Transposition

On Sunday, my pastor started a new series on the Theology of Heaven. I'm really excited about it, and I think it's just what my heart/mind/soul needed at the end of last week. I wish I could just type up everything he said, but I can't capture it(go to http://sgccgreensboro.org/index.php if you ever want to hear some amazing past sermons if you ever feel like it).

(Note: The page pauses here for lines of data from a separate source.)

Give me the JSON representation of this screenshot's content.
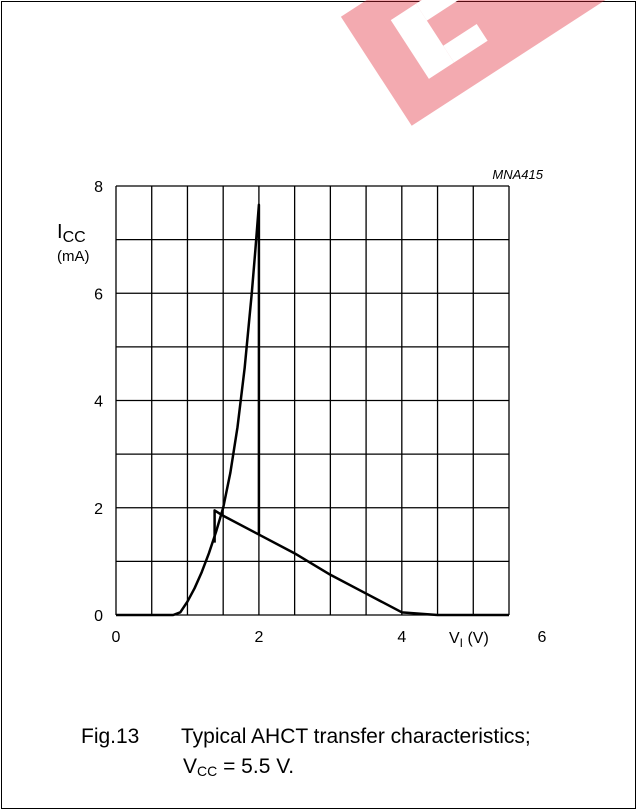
{
  "figure_code": "MNA415",
  "caption": {
    "number": "Fig.13",
    "text": "Typical AHCT transfer characteristics;",
    "condition_main": "V",
    "condition_sub": "CC",
    "condition_value": " = 5.5 V."
  },
  "colors": {
    "watermark": "#e02030",
    "grid": "#000000",
    "curve": "#000000"
  },
  "chart_data": {
    "type": "line",
    "title": "",
    "xlabel": "V",
    "xlabel_sub": "I",
    "xlabel_unit": " (V)",
    "ylabel": "I",
    "ylabel_sub": "CC",
    "ylabel_unit": "(mA)",
    "xlim": [
      0,
      5.5
    ],
    "ylim": [
      0,
      8
    ],
    "xticks": [
      0,
      2,
      4,
      6
    ],
    "yticks": [
      0,
      2,
      4,
      6,
      8
    ],
    "grid": true,
    "series": [
      {
        "x": [
          0,
          0.8,
          0.9,
          1.0,
          1.1,
          1.2,
          1.3,
          1.4,
          1.5,
          1.6,
          1.7,
          1.8,
          1.9,
          1.95,
          2.0,
          2.0
        ],
        "y": [
          0,
          0,
          0.05,
          0.25,
          0.5,
          0.8,
          1.15,
          1.55,
          2.0,
          2.65,
          3.5,
          4.6,
          6.0,
          6.8,
          7.65,
          1.5
        ]
      },
      {
        "x": [
          1.38,
          1.38,
          1.5,
          2.0,
          2.5,
          3.0,
          3.5,
          4.0,
          4.5,
          5.0,
          5.5
        ],
        "y": [
          1.35,
          1.95,
          1.85,
          1.5,
          1.15,
          0.75,
          0.4,
          0.05,
          0,
          0,
          0
        ]
      }
    ]
  }
}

But this I do want to share. One thing I like about Greg (my pastor) is that he'll sometimes just read long book passages in his sermon, and 9 times out of 10 they happen to come out of my favorite books. This Sunday was no exception...so this an excerpt that he read from C.S. Lewis' essay "Transposition":

"Let us construct a fable. Let us picture a woman thrown into a dungeon. There she bears and rears a son. He grows up seeing nothing but the dungeon walls, the straw on the floor, and a little patch of the sky seen through the grating, which is too high up to show anything except sky. This unfortunate woman was an artist, and when they imprisoned her she managed to bring with her a drawing pad and a box of pencils. As she never loses the hope of deliverance, she is constantly teaching her son about that outer world which he has never seen. She does it largely by drawing him pictures. With her pencil she attempts to show him what fields, rivers, mountains, cities, and waves on a beach are like. He is a dutiful boy and he does his best to believe her when she tells him that that outer world is far more interesting and glorious than anything in the dungeon. At times he succeeds. On the whole he gets on tolerably well until, one day, he says something that gives his mother pause. For a minute or two they are at cross-purposes. Finally it dawns on her that he has, all these years, lived under a misconception. "But," she gasps, "you didn't think that the real world was full of lines drawn in lead pencil?" "What?" says the boy. "No pencil marks there?" And instantly his whole notion of the outer world becomes a blank. For the lines, by which alone he was imagining it, have now been denied of it. He has no idea of that which will exclude and dispense with the lines, that of which the lines were merely a transposition--the waving treetops, the light dancing on the weir, the coloured three-dimensional realities which are not enclosed in lines but define their own shapes at every moment with a delicacy and multiplicity which no drawing could ever achieve. The child will get the idea that the real world is somehow less visible than his mother's pictures. In reality it lacks lines because it is incomparably more visible.

So with us. "We know not what we shall be" [1 John 3:2]; but we may be sure we shall be more, not less, than we were on earth. Our natural experiences (sensory, emotional, imaginative) are only like the drawing, like pencilled lines on flat paper. If they vanish in the risen life, they will vanish only as pencil lines vanish from the real landscape, not as candle flame that is put out but as a candle flame which becomes invisible because someone has pulled up the blind, thrown open the shutters, and let in the blaze of the risen sun."
..........................................................................
Favorite songs these days: "What Do I Know?" by Sarah Groves and "Early In the Morning" by Andrew Osenga. I can't seem to get these two artists off my iPod, and I'm pretty happy about that.

2 Response to "Transposition"

  1. Emerly Sue Says:

    I'm really excited about the new sermon series too. Do you know if you can listen to Greg over the internet?

  2. Kristi Says:

    You can listen indeed! I think you have to download them though, I don't think they stream.